10 January 2019 - 31 January 2019
A+ Works of Art

A+ Works of Art is proud to present The Enmeshed, a group exhibition showcasing five Thai artists, Marnee Maelae, Samak Kosem, Anuwat Apimukmongkon, Ahama Sa-I and Amru Thaisnit, curated by Penwadee Nophaket Manont. 


Through photography, installation and video, The Enmeshed portrays a diversity of personal perspectives from artists living in the Deep South of Thailand — Pattani, Yala and Narathiwas — three places that have been stereotyped by the violence and unrest that has plagued the area and its people. 


While images of bombings and criminal activity around the border between Thailand and Malaysia may be the staple of mainstream media coverage, these images barely offer a glimpse into the everyday lives of the region’s inhabitants.


An anthropologist, Samak Kosem, in his short documentary film, attempts to depict the experience of alienation and exclusion felt by the minority community of Muslim Thais. His film juxtaposes narratives from the Deep South with those from the rest of Thailand, by examining the journey of sheep fated for sacrifice. While the killing of animals for food is common throughout the whole country, Samak’s film reveals how the Islamic ritual slaughter of sheep has been stigmatised.


Anuwat Apimukmongkon captures images of the daily life of his friend Banglee. Openly bisexual, Banglee is often cast as an “other” in Thai society. Anuwat’s photographs are overlaid with lyrics of propagandistic songs, familiar tunes that exude nationalist pride and call for a sense of unity. Through these images, the artists explores the tensions between nationalism and the nation’s ability or inability to accept the other.


Amru Thaisnit draws from personal experience to create an installation based on the passing of his own relatives and friends because of the civil unrest in the region. Digging shallow graves in the shapes of bullets, Thaisnit provokes the viewer to go beyond reacting abstractly to the images of more violence, inviting us to contemplate the deaths of real individuals from Nathariwat on a visceral level. 

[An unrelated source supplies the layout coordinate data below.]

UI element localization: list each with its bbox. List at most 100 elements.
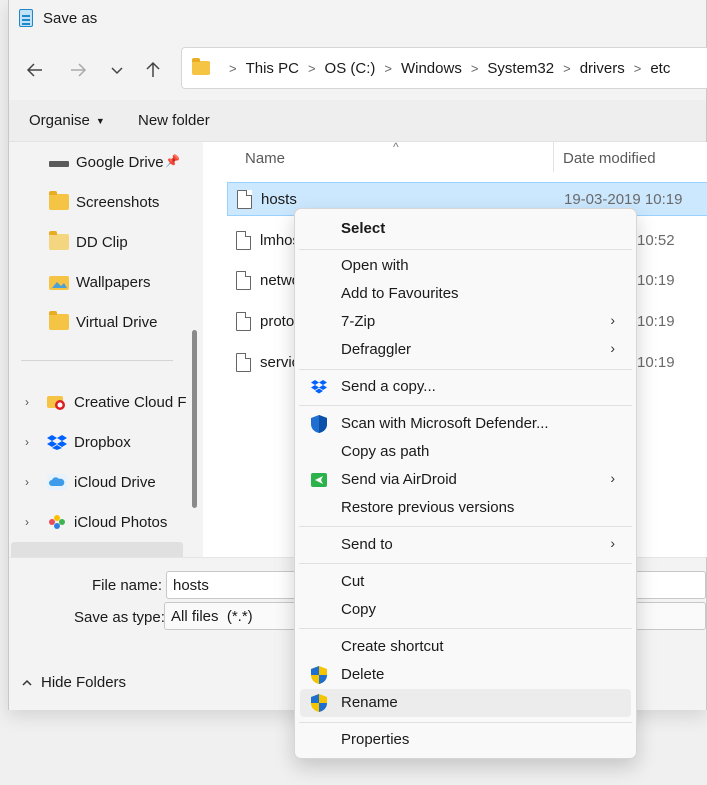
menu-separator — [299, 563, 632, 564]
navigation-bar: > This PC > OS (C:) > Windows > System32… — [9, 38, 707, 100]
dropbox-icon — [311, 380, 327, 394]
up-button[interactable] — [139, 56, 167, 84]
nav-scrollbar-thumb[interactable] — [192, 330, 197, 508]
nav-label: Dropbox — [74, 433, 131, 451]
menu-label: Send via AirDroid — [341, 471, 457, 488]
nav-label: Wallpapers — [76, 273, 151, 291]
new-folder-button[interactable]: New folder — [138, 112, 210, 129]
nav-item-creative-cloud[interactable]: › Creative Cloud F — [9, 382, 191, 422]
file-icon — [237, 189, 252, 209]
breadcrumb-drivers[interactable]: drivers — [580, 60, 625, 77]
nav-item-dd-clip[interactable]: DD Clip — [9, 222, 191, 262]
menu-label: Create shortcut — [341, 638, 444, 655]
chevron-up-icon — [22, 679, 32, 686]
nav-item-icloud-photos[interactable]: › iCloud Photos — [9, 502, 191, 542]
nav-label: iCloud Drive — [74, 473, 156, 491]
nav-label: DD Clip — [76, 233, 128, 251]
nav-item-dropbox[interactable]: › Dropbox — [9, 422, 191, 462]
menu-item-delete[interactable]: Delete — [300, 661, 631, 689]
icloud-photos-icon — [49, 515, 65, 529]
file-name-label: File name: — [92, 577, 163, 594]
menu-label: Send a copy... — [341, 378, 436, 395]
breadcrumb-this-pc[interactable]: This PC — [246, 60, 299, 77]
menu-label: 7-Zip — [341, 313, 376, 330]
nav-item-virtual-drive[interactable]: Virtual Drive — [9, 302, 191, 342]
chevron-right-icon: › — [610, 470, 615, 486]
menu-item-create-shortcut[interactable]: Create shortcut — [300, 633, 631, 661]
menu-item-add-to-favourites[interactable]: Add to Favourites — [300, 280, 631, 308]
nav-item-icloud-drive[interactable]: › iCloud Drive — [9, 462, 191, 502]
navigation-pane: Google Drive 📌 Screenshots DD Clip Wallp… — [9, 142, 191, 557]
menu-item-copy[interactable]: Copy — [300, 596, 631, 624]
menu-label: Scan with Microsoft Defender... — [341, 415, 549, 432]
menu-label: Cut — [341, 573, 365, 590]
menu-item-rename[interactable]: Rename — [300, 689, 631, 717]
wallpaper-folder-icon — [49, 276, 69, 290]
column-header-name[interactable]: Name — [245, 150, 285, 167]
nav-item-google-drive[interactable]: Google Drive 📌 — [9, 142, 191, 182]
menu-item-scan-defender[interactable]: Scan with Microsoft Defender... — [300, 410, 631, 438]
context-menu: Select Open with Add to Favourites 7-Zip… — [294, 208, 637, 759]
menu-item-send-to[interactable]: Send to › — [300, 531, 631, 559]
organise-button[interactable]: Organise ▼ — [29, 112, 105, 129]
menu-label: Properties — [341, 731, 410, 748]
menu-item-select[interactable]: Select — [300, 215, 631, 243]
back-button[interactable] — [21, 56, 49, 84]
file-date: 10:19 — [637, 353, 675, 371]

In a more hopeful light, artists Marnee Maelae and Ahama Sa-l use their respective practices to explore themes beyond the strife and tragedy. Ahama, through the traditional practice of batik, which is common throughout the southernmost parts of Thailand, creates pieces which make the case for the concept of beauty as being central to the universe. Marnee’s fabrics drape languidly across the gallery, and are supported by Arabic text that scrolls along the perpendicular walls; the pairing suggest waves that are symbolic of time and change, and how prayer in Islam expresses time and change.